174: I think it is classist (I don't like that word, btw, but can't think of a better one), as any notion of 'professional' invariably is.
Agreed. I'll try to go with Natilo's "class-bound" in future.
And the class connotations are gendered in a such a way as to also make it sexist.
I'm interested in how the class connotations are gender inflected -- or have gender ramifications? -- such that it's sexist as well. Maybe we can take it up again whenever a similar topic arises. As it stands, I'm kind of struggling to find it sexist; or rather, I'd be interested in exploring it.
I have worked for a manufacturer who, despite my office being in two places including an outdoor walk in all weather, AND an advertising agency, required fairly formal business dress, including skirt/blouse or conservative dress, hose and closed shoes. the manager at the plant ended up demanding that I 'spend my Christmas bonus on clothes and pumps" because I ended up being under him (my boss had died, he had tried to make me his second but the Plant Manager was an ass and refused). the ad agency accepted flat, office-nice shoes. Which is good, because i fractured an ankle in a move in about 1982 and cannot wear heels more than about 1/2 inch. The Ad agency never knew I was wearing knee-high hose under my long-ish skirts....
If anyone is still involved on this thread, how do y'all feel about dark nail polish in a semi-professional setting, say, as a grad student lecturer? Not black, but say, a purple shade? I want to look authoritative and professional enough to counteract being smallish and young and female (and frequently mistaken for an undergrad), but I'd like to have purple nails.
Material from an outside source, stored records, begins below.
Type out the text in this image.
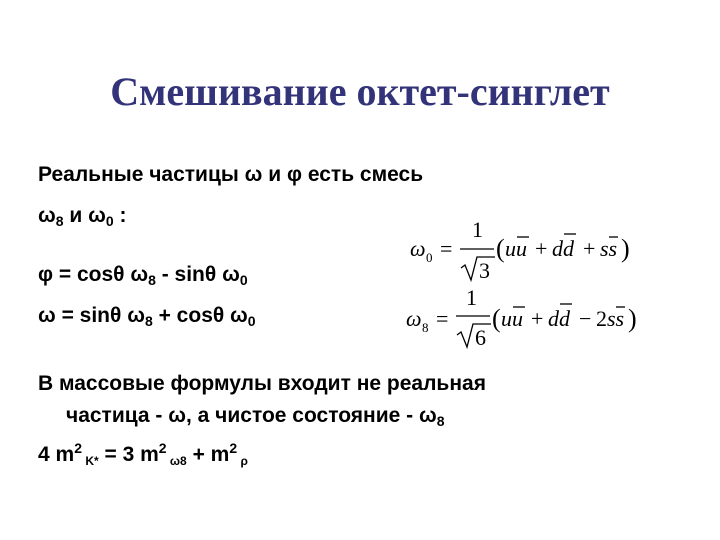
Смешивание октет-синглет
Реальные частицы ω и φ есть смесь
$\omega_8$ и $\omega_0$ :
φ = cosθ $\omega_8$ - sinθ $\omega_0$
ω = sinθ $\omega_8 + \cos\theta$ $\omega_0$
В массовые формулы входит не реальная
частица - ω, а чистое состояние - $\omega_8$
4 $m^2$ $_{K*}$ = 3 $m^2$ $_{\omega 8} + m^2$ $_\rho$
ω 0 =
1
3
( uu + dd + ss )
ω 8 =
1
6
( uu + dd − 2 ss )
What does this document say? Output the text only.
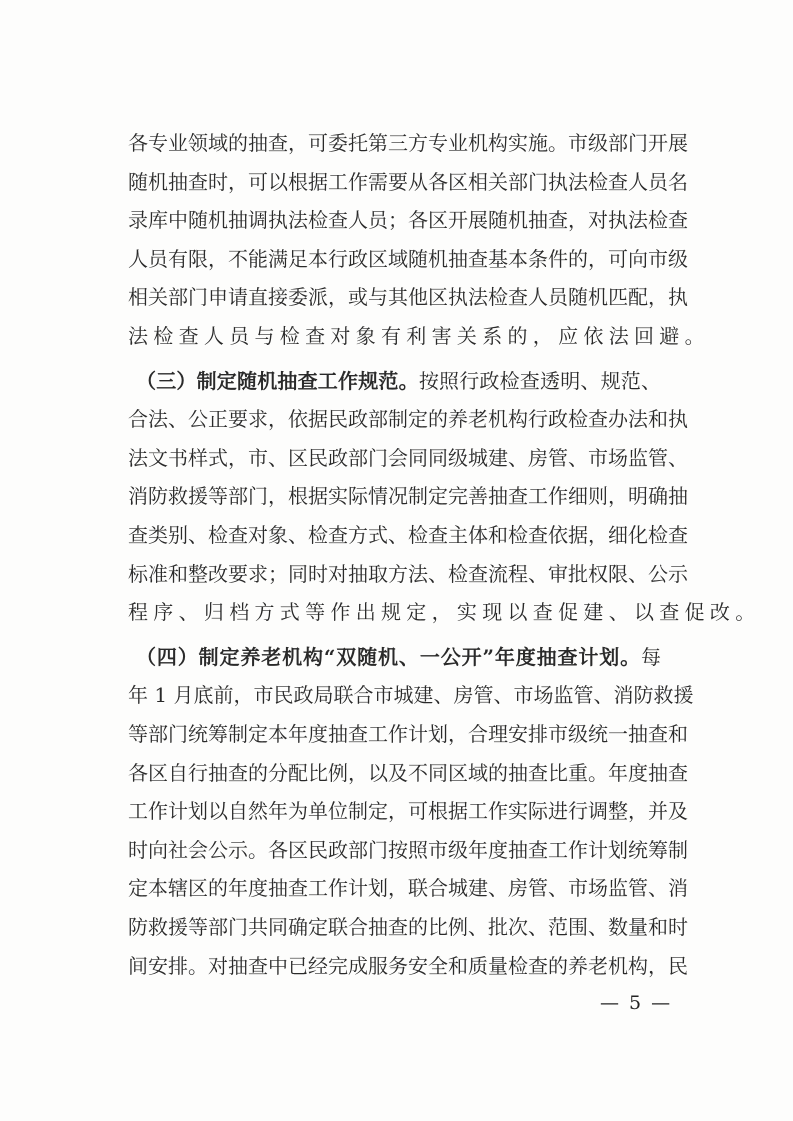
各专业领域的抽查，可委托第三方专业机构实施。市级部门开展
随机抽查时，可以根据工作需要从各区相关部门执法检查人员名
录库中随机抽调执法检查人员；各区开展随机抽查，对执法检查
人员有限，不能满足本行政区域随机抽查基本条件的，可向市级
相关部门申请直接委派，或与其他区执法检查人员随机匹配，执
法检查人员与检查对象有利害关系的，应依法回避。
（三）制定随机抽查工作规范。按照行政检查透明、规范、
合法、公正要求，依据民政部制定的养老机构行政检查办法和执
法文书样式，市、区民政部门会同同级城建、房管、市场监管、
消防救援等部门，根据实际情况制定完善抽查工作细则，明确抽
查类别、检查对象、检查方式、检查主体和检查依据，细化检查
标准和整改要求；同时对抽取方法、检查流程、审批权限、公示
程序、归档方式等作出规定，实现以查促建、以查促改。
（四）制定养老机构“双随机、一公开”年度抽查计划。每
年 1 月底前，市民政局联合市城建、房管、市场监管、消防救援
等部门统筹制定本年度抽查工作计划，合理安排市级统一抽查和
各区自行抽查的分配比例，以及不同区域的抽查比重。年度抽查
工作计划以自然年为单位制定，可根据工作实际进行调整，并及
时向社会公示。各区民政部门按照市级年度抽查工作计划统筹制
定本辖区的年度抽查工作计划，联合城建、房管、市场监管、消
防救援等部门共同确定联合抽查的比例、批次、范围、数量和时
间安排。对抽查中已经完成服务安全和质量检查的养老机构，民
— 5 —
When I first saw this, I thought that by "peep-toe shoes" you meant the kind *for* peeping. Which would totally be unprofessional.
209: It's fine. My office has a very good lawyer who's about 5'0", 90lbs, and looks 12, so she worries about this kind of thing in the courtroom, but dark nail polish looks perfectly professional on her. I'd stay away from blue-purple, but just dark is fine.
209 et seq: don't try any color, really, if you're a male-presenting man in a speech tournament in a rural county. Turns out you can hypnotize the judges (not in a good way).
209: Rock the purple nails. If you're nervous, pick a more burgundy shade or smoky shade and keep the rest of the outfit conservativish. I think I've worn almost every color of the rainbow on my nails while teaching. One of the perks of the academy is the relatively relaxed dress code, and I've found, IME, that projecting authority is less a matter of what one wears (within reason) and more about attitude, even if one looks young.
Thanks for the advice. I painted my nails a warm plum color, which is shiny but not sparkly. I think it'll be fine for teaching.